See, pretty much every year has a cockamamie sci-fi action-adventure that is purported to occur then. Time Cop, for example, that time-travelling epic which showcases Jean Claude Van Damme's Lawrence Olivier-like thespian knowhow, was set in 2004. That year, I was constantly on the look-out for Belgian has-beens. I saw none. Last year was the year when, according to Michael Drosnin's book "The Bible Code," the apocalypse was supposed to happen, but, really, the closest we got was the Kevin Federline album. So, now that I think about it, what I'm going to suggest maybe isn't the best strategy, what with the lack of ray-guns and world ceasing to exist and all. But "Paycheck" was made for a reason and that reason certainly wasn't to make money. Let's examine, shall we?

First off, in the interest of full disclosure, I never saw this movie. I'm actually medically required to never watch any movie with Ben Affleck in it as my doctor fears I'd go epileptic or lose control of my bowels. However, "Paycheck" was made in 2003, which, much like Einstein's 1905, was Ben Affleck's "miracle year" and is therefore worthy of mention. In addition to "Paycheck," the esteemed Mr. Affleck starred in three feature films that year; the remaining pair being "Daredevil," a movie based on perhaps the worst comic book ever conceived (what's cooler than a blind, kick-ass lawyer?) and "Gigli," a callous money grab starring then-beau Jennifer Lopez which in fact made no money but a large portion of "Worst Movies Ever" lists since.

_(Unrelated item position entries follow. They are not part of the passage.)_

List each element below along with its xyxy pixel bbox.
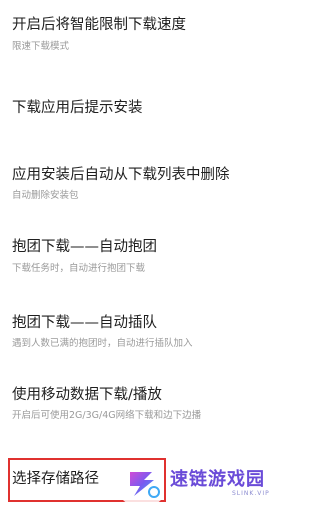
setting-title: 使用移动数据下载/播放 [12, 387, 162, 403]
setting-speed-limit[interactable]: 开启后将智能限制下载速度 限速下载模式 [0, 0, 298, 66]
setting-title: 抱团下载——自动插队 [12, 315, 157, 331]
setting-group-download-auto[interactable]: 抱团下载——自动抱团 下载任务时，自动进行抱团下载 [0, 218, 298, 296]
setting-title: 选择存储路径 [12, 471, 99, 487]
setting-subtitle: 遇到人数已满的抱团时，自动进行插队加入 [12, 338, 193, 349]
setting-install-prompt[interactable]: 下载应用后提示安装 [0, 66, 298, 148]
setting-subtitle: 限速下载模式 [12, 41, 70, 52]
setting-title: 抱团下载——自动抱团 [12, 239, 157, 255]
setting-title: 开启后将智能限制下载速度 [12, 17, 186, 33]
setting-subtitle: 下载任务时，自动进行抱团下载 [12, 263, 146, 274]
setting-group-download-queue[interactable]: 抱团下载——自动插队 遇到人数已满的抱团时，自动进行插队加入 [0, 296, 298, 376]
watermark-logo-icon [120, 460, 164, 504]
setting-subtitle: 自动删除安装包 [12, 190, 79, 201]
setting-auto-delete[interactable]: 应用安装后自动从下载列表中删除 自动删除安装包 [0, 148, 298, 218]
setting-subtitle: 开启后可使用2G/3G/4G网络下载和边下边播 [12, 410, 202, 421]
setting-mobile-data[interactable]: 使用移动数据下载/播放 开启后可使用2G/3G/4G网络下载和边下边播 [0, 376, 298, 450]
watermark-text: 速链游戏园 [170, 469, 265, 490]
setting-title: 应用安装后自动从下载列表中删除 [12, 167, 230, 183]
watermark-subtext: SLINK.VIP [232, 490, 270, 497]
setting-title: 下载应用后提示安装 [12, 100, 143, 116]
watermark: 速链游戏园 SLINK.VIP [114, 456, 298, 508]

Strangely enough, "Paycheck" itself is about seeing into the future. More specifically, it's about the wisdom of refraining from looking into the future. So what we've got is a movie I'll never see telling me to not do exactly what I'm trying to do by invoking the movie itself. I think that's a Catch-22. It might just be annoying. Either way, I should probably quit while I'm not too behind.

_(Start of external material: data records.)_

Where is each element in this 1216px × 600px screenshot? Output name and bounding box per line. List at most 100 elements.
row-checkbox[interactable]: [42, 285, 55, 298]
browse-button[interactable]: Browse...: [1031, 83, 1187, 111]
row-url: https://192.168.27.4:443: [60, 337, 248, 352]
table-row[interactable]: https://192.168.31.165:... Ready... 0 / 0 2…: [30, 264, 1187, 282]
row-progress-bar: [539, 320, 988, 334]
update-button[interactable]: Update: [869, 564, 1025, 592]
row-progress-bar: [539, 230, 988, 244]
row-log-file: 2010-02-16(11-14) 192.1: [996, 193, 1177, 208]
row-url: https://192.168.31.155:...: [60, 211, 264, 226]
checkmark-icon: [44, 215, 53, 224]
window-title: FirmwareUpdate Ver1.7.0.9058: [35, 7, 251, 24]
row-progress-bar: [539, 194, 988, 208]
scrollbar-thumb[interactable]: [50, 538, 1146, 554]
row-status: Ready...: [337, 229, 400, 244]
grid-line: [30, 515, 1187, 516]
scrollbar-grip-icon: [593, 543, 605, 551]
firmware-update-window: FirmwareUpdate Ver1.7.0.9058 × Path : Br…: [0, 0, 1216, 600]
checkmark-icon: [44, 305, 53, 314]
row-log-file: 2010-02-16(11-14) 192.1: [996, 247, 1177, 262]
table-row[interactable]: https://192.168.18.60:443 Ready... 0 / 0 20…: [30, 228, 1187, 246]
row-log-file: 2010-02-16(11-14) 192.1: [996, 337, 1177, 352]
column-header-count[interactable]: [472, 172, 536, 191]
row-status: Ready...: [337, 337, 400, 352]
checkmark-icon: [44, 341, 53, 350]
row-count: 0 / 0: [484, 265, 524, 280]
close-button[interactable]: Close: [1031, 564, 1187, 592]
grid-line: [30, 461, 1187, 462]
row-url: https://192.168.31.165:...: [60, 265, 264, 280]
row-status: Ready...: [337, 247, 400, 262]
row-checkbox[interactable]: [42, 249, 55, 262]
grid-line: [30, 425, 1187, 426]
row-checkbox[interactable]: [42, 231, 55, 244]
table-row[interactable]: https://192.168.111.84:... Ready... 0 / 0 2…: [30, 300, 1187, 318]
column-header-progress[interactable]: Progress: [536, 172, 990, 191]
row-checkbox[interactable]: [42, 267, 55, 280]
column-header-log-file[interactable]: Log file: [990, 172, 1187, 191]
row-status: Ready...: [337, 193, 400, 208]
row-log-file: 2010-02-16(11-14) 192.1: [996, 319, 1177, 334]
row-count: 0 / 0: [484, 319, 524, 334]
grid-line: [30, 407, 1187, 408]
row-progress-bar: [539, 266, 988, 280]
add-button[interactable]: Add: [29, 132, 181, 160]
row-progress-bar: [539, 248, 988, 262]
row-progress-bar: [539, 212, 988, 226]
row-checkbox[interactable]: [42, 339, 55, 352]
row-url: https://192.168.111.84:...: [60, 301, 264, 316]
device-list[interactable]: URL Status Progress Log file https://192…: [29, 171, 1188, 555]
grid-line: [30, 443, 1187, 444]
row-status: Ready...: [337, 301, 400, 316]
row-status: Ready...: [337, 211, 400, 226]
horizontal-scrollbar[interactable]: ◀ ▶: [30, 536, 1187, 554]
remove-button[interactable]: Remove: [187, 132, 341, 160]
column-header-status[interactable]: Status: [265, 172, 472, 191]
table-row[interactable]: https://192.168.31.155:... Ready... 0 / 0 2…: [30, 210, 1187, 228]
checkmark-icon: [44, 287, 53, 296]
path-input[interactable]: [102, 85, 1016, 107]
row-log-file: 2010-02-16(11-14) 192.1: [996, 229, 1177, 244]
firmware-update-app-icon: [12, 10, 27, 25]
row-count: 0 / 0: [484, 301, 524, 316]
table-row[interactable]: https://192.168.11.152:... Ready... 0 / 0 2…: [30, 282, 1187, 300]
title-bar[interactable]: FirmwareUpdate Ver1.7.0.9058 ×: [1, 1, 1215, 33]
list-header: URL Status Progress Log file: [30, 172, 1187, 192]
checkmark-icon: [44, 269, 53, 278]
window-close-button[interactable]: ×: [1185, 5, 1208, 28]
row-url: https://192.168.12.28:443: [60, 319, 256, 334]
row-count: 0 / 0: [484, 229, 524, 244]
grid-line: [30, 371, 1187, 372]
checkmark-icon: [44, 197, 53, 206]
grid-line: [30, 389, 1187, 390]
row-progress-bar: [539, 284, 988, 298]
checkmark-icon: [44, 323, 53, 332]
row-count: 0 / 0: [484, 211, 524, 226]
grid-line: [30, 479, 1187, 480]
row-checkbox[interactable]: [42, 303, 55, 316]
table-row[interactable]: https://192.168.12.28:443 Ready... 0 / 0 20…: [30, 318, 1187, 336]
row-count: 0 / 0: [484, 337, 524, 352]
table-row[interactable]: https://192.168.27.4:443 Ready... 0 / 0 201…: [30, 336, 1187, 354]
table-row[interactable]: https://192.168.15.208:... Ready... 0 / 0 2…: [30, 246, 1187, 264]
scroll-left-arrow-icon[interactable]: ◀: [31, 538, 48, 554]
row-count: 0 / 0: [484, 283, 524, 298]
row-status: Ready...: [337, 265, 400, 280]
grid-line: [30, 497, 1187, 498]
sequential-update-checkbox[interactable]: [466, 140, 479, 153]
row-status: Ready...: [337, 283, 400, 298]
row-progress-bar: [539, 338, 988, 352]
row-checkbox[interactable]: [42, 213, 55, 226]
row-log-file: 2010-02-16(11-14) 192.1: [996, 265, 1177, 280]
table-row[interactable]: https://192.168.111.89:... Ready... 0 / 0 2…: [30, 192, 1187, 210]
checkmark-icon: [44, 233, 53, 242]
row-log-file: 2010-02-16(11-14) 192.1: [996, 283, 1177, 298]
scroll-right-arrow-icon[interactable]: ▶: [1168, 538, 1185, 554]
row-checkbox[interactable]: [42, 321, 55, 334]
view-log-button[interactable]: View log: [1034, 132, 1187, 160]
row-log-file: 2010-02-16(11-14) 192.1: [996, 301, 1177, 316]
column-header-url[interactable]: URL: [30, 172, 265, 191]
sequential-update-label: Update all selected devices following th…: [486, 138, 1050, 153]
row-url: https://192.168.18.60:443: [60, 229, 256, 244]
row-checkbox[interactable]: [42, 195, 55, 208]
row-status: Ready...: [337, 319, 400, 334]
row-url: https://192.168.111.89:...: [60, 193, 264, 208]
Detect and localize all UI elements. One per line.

What I can say is "Happy 2007." We had ourselves a truly wonderful time on Sunday night, playing Bottom of the Hill with Boyskout (safe travels and good luck in New York) and the Blacks (who were all white but who sold underroos that said "I Heart the Blacks" which lead to a hilarious encounter between a well-dressed black guy and a girl wearing them outside her pants). Anyway, it was our first show in quite some time and we managed to play two new songs and two covers without incident. The new songs, as usual, have no names, while the covers, of course, did. We played "Movin' Out (Anthony's Song)" by Billy Joel (a.k.a. the lesser, American-ized Elton John) and "500 Miles" by the Proclaimers, a song that everyone loves whether they know it or not. Da-da-la-da-da. It was certainly one of my favorite Birdmonster shows ever and, hey, I've seen them all. Strange, but true.

Next? Who knows. I'm giving up planning. No more looking into the future. God knows it could result in some sort of plague or apocalypse or another triumverate of execrable Affleck-helmed vehicles. Nope. Today, I'm just going to be happy that it's today, the beginning of a four-day work week, during which, thus far, I've done absolutely no work. Cheers, aught seven. Cheers.